Meanwhile Bhárata called his brother Shátrughna, who rejoiced with him, and they planned for the morrow. Shátrughna summoned workmen together and ordered them to widen and sweep the road between Nandigrama and Ayodhya, to sprinkle it with water and flowers, and to set up banners along the main highways of the capital. Bhárata sent heralds to announce in the public squares, "Let all righteous men purify themselves and worship the gods and the sacred altars of the city with fragrant garlands and music. Let the queens, the ministers, the army, the court, the Brahmans, and the foremost merchants and artisans of the city, led by bands and musicians, form in companies at dawn tomorrow; for Rama is returning and we shall all go forth to meet him." The news flew from street to street, from house to house, "Rama is coming! Rama is coming!"

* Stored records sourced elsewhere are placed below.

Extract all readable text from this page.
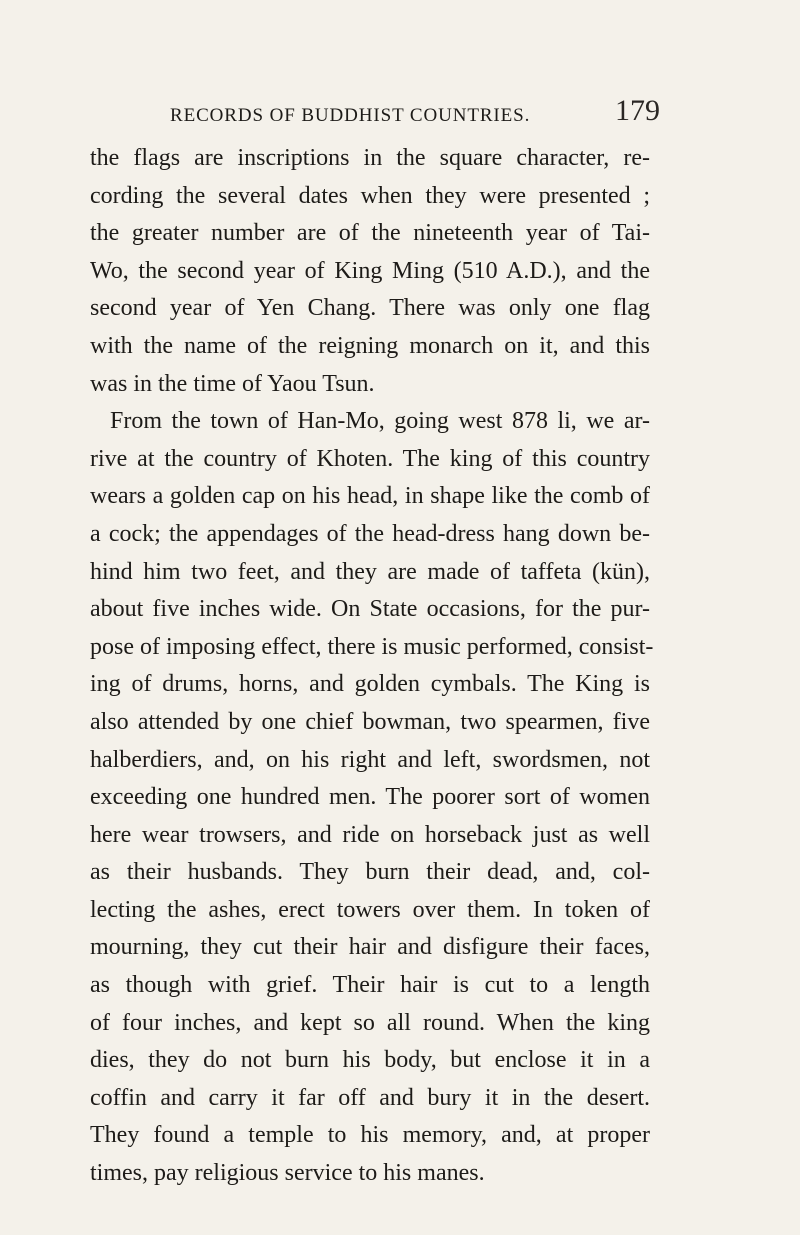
RECORDS OF BUDDHIST COUNTRIES.	179
the flags are inscriptions in the square character, re-
cording the several dates when they were presented ;
the greater number are of the nineteenth year of Tai-
Wo, the second year of King Ming (510 A.D.), and the
second year of Yen Chang. There was only one flag
with the name of the reigning monarch on it, and this
was in the time of Yaou Tsun.
From the town of Han-Mo, going west 878 li, we ar-
rive at the country of Khoten. The king of this country
wears a golden cap on his head, in shape like the comb of
a cock; the appendages of the head-dress hang down be-
hind him two feet, and they are made of taffeta (kün),
about five inches wide. On State occasions, for the pur-
pose of imposing effect, there is music performed, consist-
ing of drums, horns, and golden cymbals. The King is
also attended by one chief bowman, two spearmen, five
halberdiers, and, on his right and left, swordsmen, not
exceeding one hundred men. The poorer sort of women
here wear trowsers, and ride on horseback just as well
as their husbands. They burn their dead, and, col-
lecting the ashes, erect towers over them. In token of
mourning, they cut their hair and disfigure their faces,
as though with grief. Their hair is cut to a length
of four inches, and kept so all round. When the king
dies, they do not burn his body, but enclose it in a
coffin and carry it far off and bury it in the desert.
They found a temple to his memory, and, at proper
times, pay religious service to his manes.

Everyone poured out of the houses, the shops, and the markets, chattering and laughing and asking questions. Those who had watched Rama's departure with so much sorrow thanked the gods that they were alive to see him return. Children who had never seen him asked a hundred questions, and the story of his banishment to keep his father's word, the faithfulness of Sita and of Lákshmana, was told again and again. Then everyone was busy decorating both Nandigrama and Ayodhya and no one slept that night. While it was yet light, flowers were gathered from every garden and woven into garlands; flags were hung from every house; perfumes were prepared to sprinkle the streets, and pots of incense were set up, to be lighted at dawn. Sweetmeats and cooling drinks were made ready and in the royal palaces cooks and servingmen and women, dancers and musicians, armorers and stablemen worked in a fever of joy and excitement to make everything ready. Many of them remembered how they had prepared for Rama's coronation so many years before; now they were sure that no evil thing could happen.

When dawn came the company set forth, some on foot, some on elephants, some in chariots or on horseback; the queens and all the ladies of the court rode in their liters, led by Kaushalya, Rama's mother, and Sumitra, the mother of Lákshmana. All marched in orderly groups, as Bhárata had commanded, and he led them with Shátrughna, both of them clad in rough cloth and deerskins. Bhárata bore the sandals of Rama, and Shátrughna held over them the royal canopy, white as the moon, and carried the white yaks' tails with golden handles. Drums and goings beat, conch shells blared above the noise of hoofs and wheels, and the earth trembled as the city went forth to meet Rama.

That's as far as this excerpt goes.